Posted: Thu Dec 01, 2022 3:14 pm
by BrokenolMarine
That's funny right there. A farmer friend of Miss Tina gave my three girls a lamb to bottle raise after feral dogs killed his mother. They knew up front they had to give him back at six months. They were cool with it. Tina named him "Gyro."

My middle daughter goes off to Air Force bootcamp, then to Air Traffic Control school. One of her barracks pod mates is a young lady of Greek decent. My daughter calls. "Really Mom, Gyro?" ;)

Re: Sheep

Posted: Thu Dec 01, 2022 3:31 pm
by 220
BrokenolMarine wrote:
Thu Dec 01, 2022 3:14 pm
That's funny right there. A farmer friend of Miss Tina gave my three girls a lamb to bottle raise after feral dogs killed his mother. They knew up front they had to give him back at six months. They were cool with it. Tina named him "Gyro."

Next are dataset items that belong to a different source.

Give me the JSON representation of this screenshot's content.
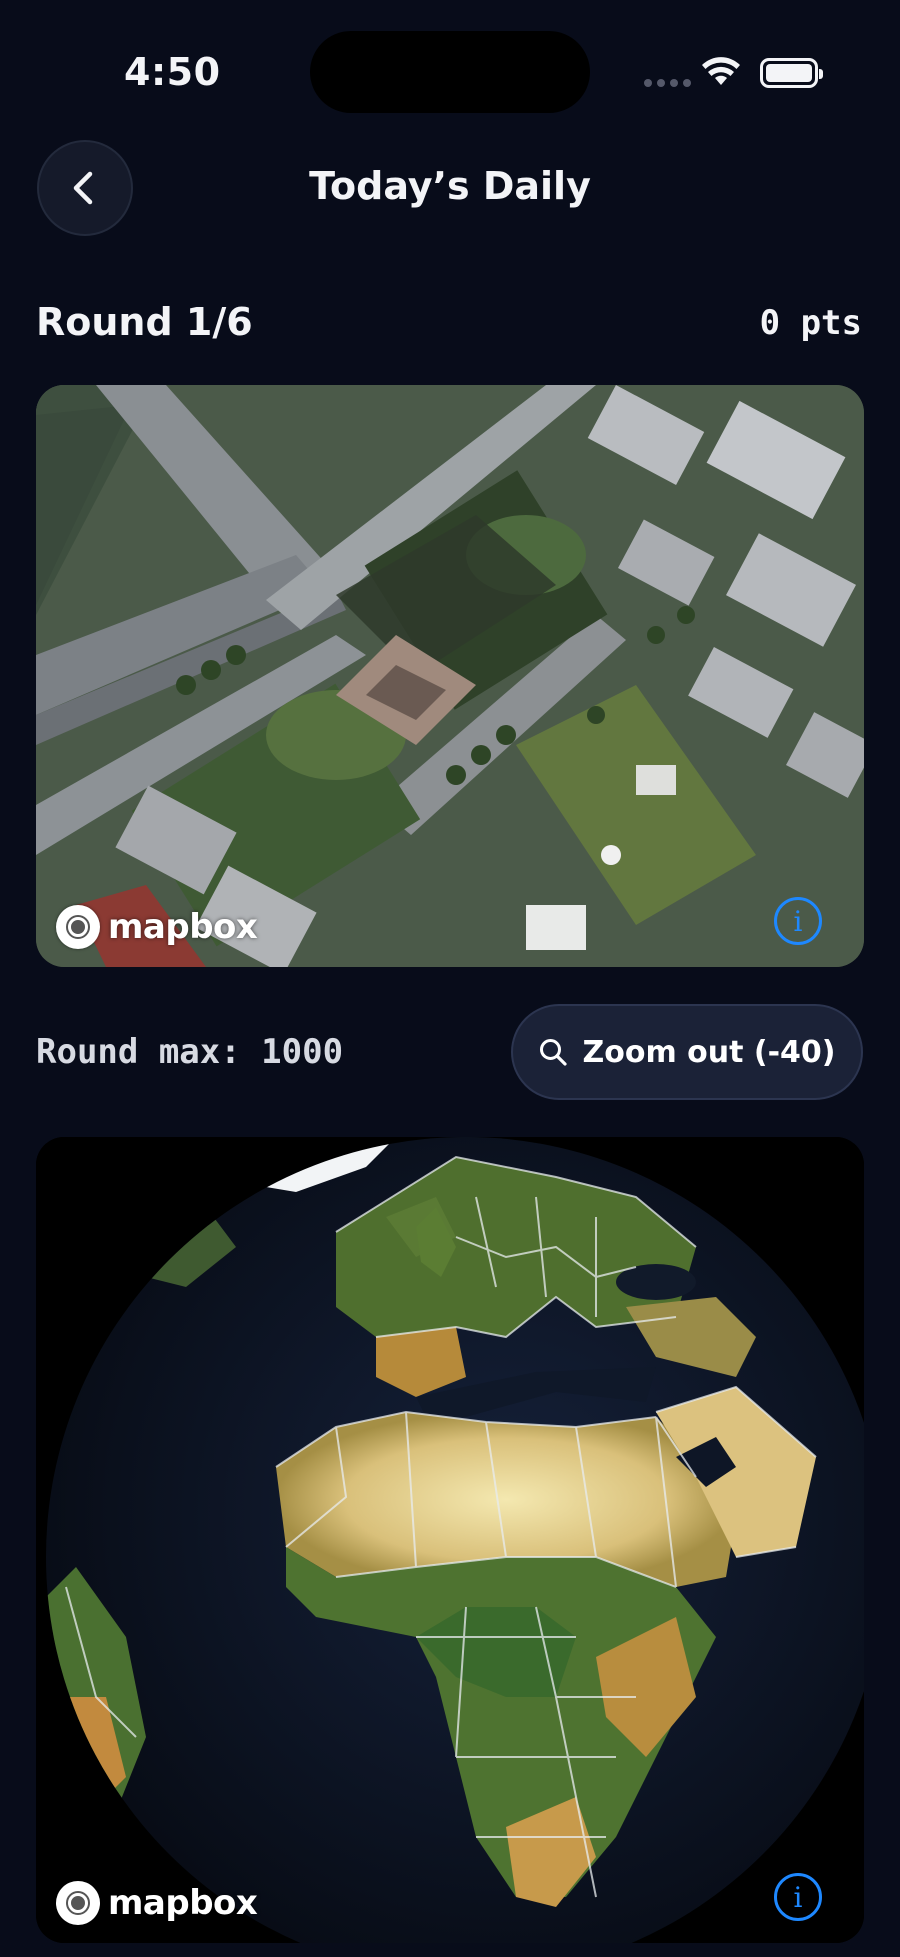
{
  "status_bar": {
    "time": "4:50"
  },
  "header": {
    "title": "Today’s Daily"
  },
  "round": {
    "label": "Round 1/6",
    "points": "0 pts"
  },
  "sat_map": {
    "attribution": "mapbox",
    "info": "i"
  },
  "round_max": {
    "label": "Round max: 1000"
  },
  "zoom_button": {
    "label": "Zoom out (-40)"
  },
  "globe_map": {
    "attribution": "mapbox",
    "info": "i"
  },
  "colors": {
    "background": "#080c1a",
    "accent": "#1e88ff",
    "button": "#1b2237"
  },
  "icons": [
    "chevron-left-icon",
    "search-icon",
    "info-icon",
    "wifi-icon",
    "battery-icon",
    "mapbox-logo-icon"
  ]
}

My middle daughter goes off to Air Force bootcamp, then to Air Traffic Control school. One of her barracks pod mates is a young lady of Greek decent. My daughter calls. "Really Mom, Gyro?" ;)
:lol:
Now you have just given me the inspiration for the next name.

Will call the next one Donna will be short for doner kebab

Re: Sheep

Posted: Thu Dec 01, 2022 4:03 pm
by BrokenolMarine
We've had some good names. Our previous milker was Marilyn Moorow.
I wanted to name the next one liza moonellie.